Simulation of a Fiber-Optic Bragg Sensor with a Tilted Grid

Abstract

The study considers the problem of developing a fiber-optic Bragg sensor with a tilted grid and its modeling used in buildings. An important feature of this study is that before manufacturing a fiber-optic sensor on an optical fiber, the results of the simulation model will give a clear idea of the actual production parameters for which the sensors are manufactured, taking into account their characteristics. In this development, using a simulation model, the problem of detecting a small wavelength shift in the reflected signal due to deformation changes is solved, providing reproducible measurements despite optical losses and intensity fluctuations. The transfer matrix method was used in the work, which allows taking into account the refractive index profiles of arbitrary shape.

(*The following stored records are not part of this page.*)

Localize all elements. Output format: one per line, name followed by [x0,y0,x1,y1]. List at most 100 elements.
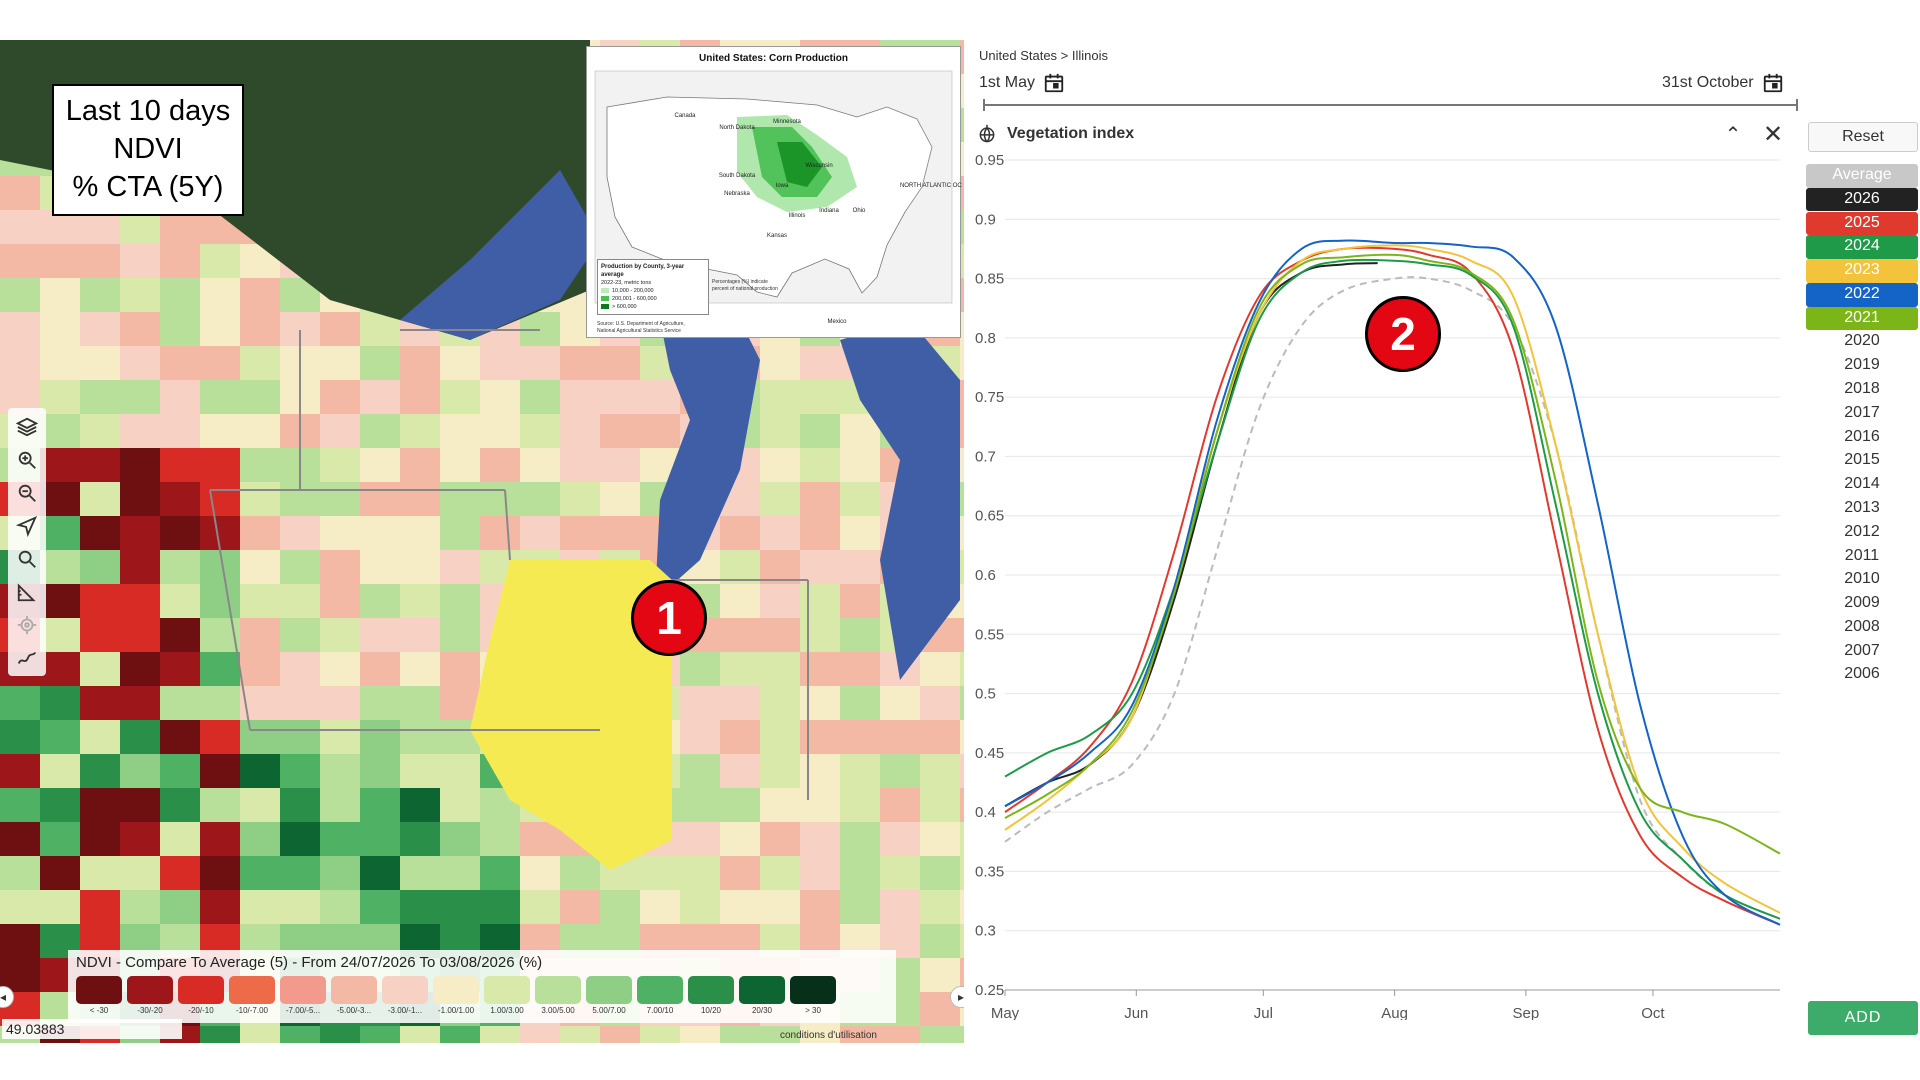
county-tile [440,856,480,890]
county-tile [0,720,40,754]
map-view[interactable]: Last 10 days NDVI % CTA (5Y) United Stat… [0,40,964,1043]
date-range-slider[interactable] [983,99,1798,111]
y-tick-label: 0.55 [975,626,1004,643]
inset-legend-item: 10,000 - 200,000 [612,288,654,294]
county-tile [240,890,280,924]
add-button[interactable]: ADD [1808,1001,1918,1035]
legend-item: -20/-10 [178,976,224,1015]
county-tile [40,720,80,754]
county-tile [800,516,840,550]
county-tile [240,618,280,652]
county-tile [680,720,720,754]
county-tile [360,618,400,652]
county-tile [320,618,360,652]
year-toggle-2018[interactable]: 2018 [1844,380,1880,398]
inset-state-label: Ohio [853,208,866,214]
y-tick-label: 0.65 [975,508,1004,525]
county-tile [320,652,360,686]
year-toggle-2026[interactable]: 2026 [1806,187,1918,212]
search-icon[interactable] [8,542,46,575]
breadcrumb[interactable]: United States > Illinois [979,48,1108,63]
navigate-icon[interactable] [8,509,46,542]
year-toggle-2007[interactable]: 2007 [1844,641,1880,659]
county-tile [80,244,120,278]
county-tile [520,856,560,890]
year-toggle-2013[interactable]: 2013 [1844,498,1880,516]
county-tile [40,482,80,516]
calendar-icon[interactable] [1762,72,1784,94]
year-toggle-2020[interactable]: 2020 [1844,332,1880,350]
year-toggle-2008[interactable]: 2008 [1844,617,1880,635]
map-scroll-right-icon[interactable]: ▸ [950,986,964,1008]
county-tile [400,448,440,482]
county-tile [880,754,920,788]
county-tile [160,720,200,754]
county-tile [960,516,964,550]
year-toggle-2010[interactable]: 2010 [1844,570,1880,588]
county-tile [200,312,240,346]
legend-label: 10/20 [700,1006,722,1015]
zoom-out-icon[interactable] [8,476,46,509]
year-toggle-2025[interactable]: 2025 [1806,211,1918,236]
close-icon[interactable]: ✕ [1762,121,1784,148]
draw-icon[interactable] [8,641,46,674]
year-toggle-2024[interactable]: 2024 [1806,235,1918,259]
year-toggle-2012[interactable]: 2012 [1844,522,1880,540]
legend-label: 1.00/3.00 [490,1006,524,1015]
year-toggle-average[interactable]: Average [1806,164,1918,188]
map-credit[interactable]: conditions d'utilisation [780,1030,877,1041]
year-toggle-2022[interactable]: 2022 [1806,282,1918,307]
county-tile [80,414,120,448]
county-tile [440,516,480,550]
zoom-in-icon[interactable] [8,443,46,476]
year-toggle-2019[interactable]: 2019 [1844,356,1880,374]
layers-icon[interactable] [8,410,46,443]
series-line-2024[interactable] [1004,258,1781,920]
county-tile [320,754,360,788]
year-toggle-2017[interactable]: 2017 [1844,403,1880,421]
year-toggle-2006[interactable]: 2006 [1844,665,1880,683]
county-tile [360,856,400,890]
inset-legend: Production by County, 3-year average 202… [597,259,709,315]
county-tile [40,312,80,346]
collapse-chevron-icon[interactable]: ⌃ [1724,124,1742,146]
y-tick-label: 0.25 [975,982,1004,999]
year-toggle-2021[interactable]: 2021 [1806,306,1918,331]
legend-swatch [280,976,326,1004]
measure-icon[interactable] [8,575,46,608]
end-date-picker[interactable]: 31st October [1662,72,1784,94]
county-tile [720,856,760,890]
year-toggle-2015[interactable]: 2015 [1844,451,1880,469]
calendar-icon[interactable] [1043,72,1065,94]
inset-state-label: Wisconsin [805,163,832,169]
start-date-picker[interactable]: 1st May [979,72,1065,94]
series-line-2023[interactable] [1004,244,1781,914]
series-line-2026[interactable] [1004,262,1378,808]
globe-icon [979,124,995,143]
series-line-2022[interactable] [1004,239,1781,926]
year-toggle-2016[interactable]: 2016 [1844,427,1880,445]
locate-icon[interactable] [8,608,46,641]
reset-button[interactable]: Reset [1808,122,1918,152]
series-line-average[interactable] [1004,276,1781,920]
county-tile [240,346,280,380]
county-tile [800,686,840,720]
county-tile [440,686,480,720]
county-tile [680,788,720,822]
series-line-2025[interactable] [1004,246,1781,926]
year-toggle-2023[interactable]: 2023 [1806,259,1918,283]
county-tile [920,856,960,890]
overlay-line-metric: % CTA (5Y) [72,171,224,203]
year-toggle-2014[interactable]: 2014 [1844,475,1880,493]
y-tick-label: 0.35 [975,863,1004,880]
series-line-2021[interactable] [1004,253,1781,855]
county-tile [920,686,960,720]
county-tile [960,380,964,414]
county-tile [240,278,280,312]
county-tile [920,754,960,788]
year-toggle-2011[interactable]: 2011 [1844,546,1880,564]
inset-state-label: Canada [674,113,696,119]
year-toggle-2009[interactable]: 2009 [1844,594,1880,612]
county-tile [760,380,800,414]
county-tile [320,584,360,618]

The transfer matrix method makes it possible to determine the spectral characteristics of optical components based on the theory of coupled modes and in the matrix description of an electromagnetic wave passing through an optical fiber. As a result of the study, spectral signal power densities and time characteristics of the Bragg lattice were obtained as a result of changes in the voltage, strain and temperature of the lattice. The main contribution of the study is the developed simulation model of the subsystem for fiber Bragg sensors, which shows that the power of the side lobes is completely minimized in the Gaussian reflection spectrum of FBG, and the results of MATLAB (Simulink) are in excellent agreement with the results of the optical lattice.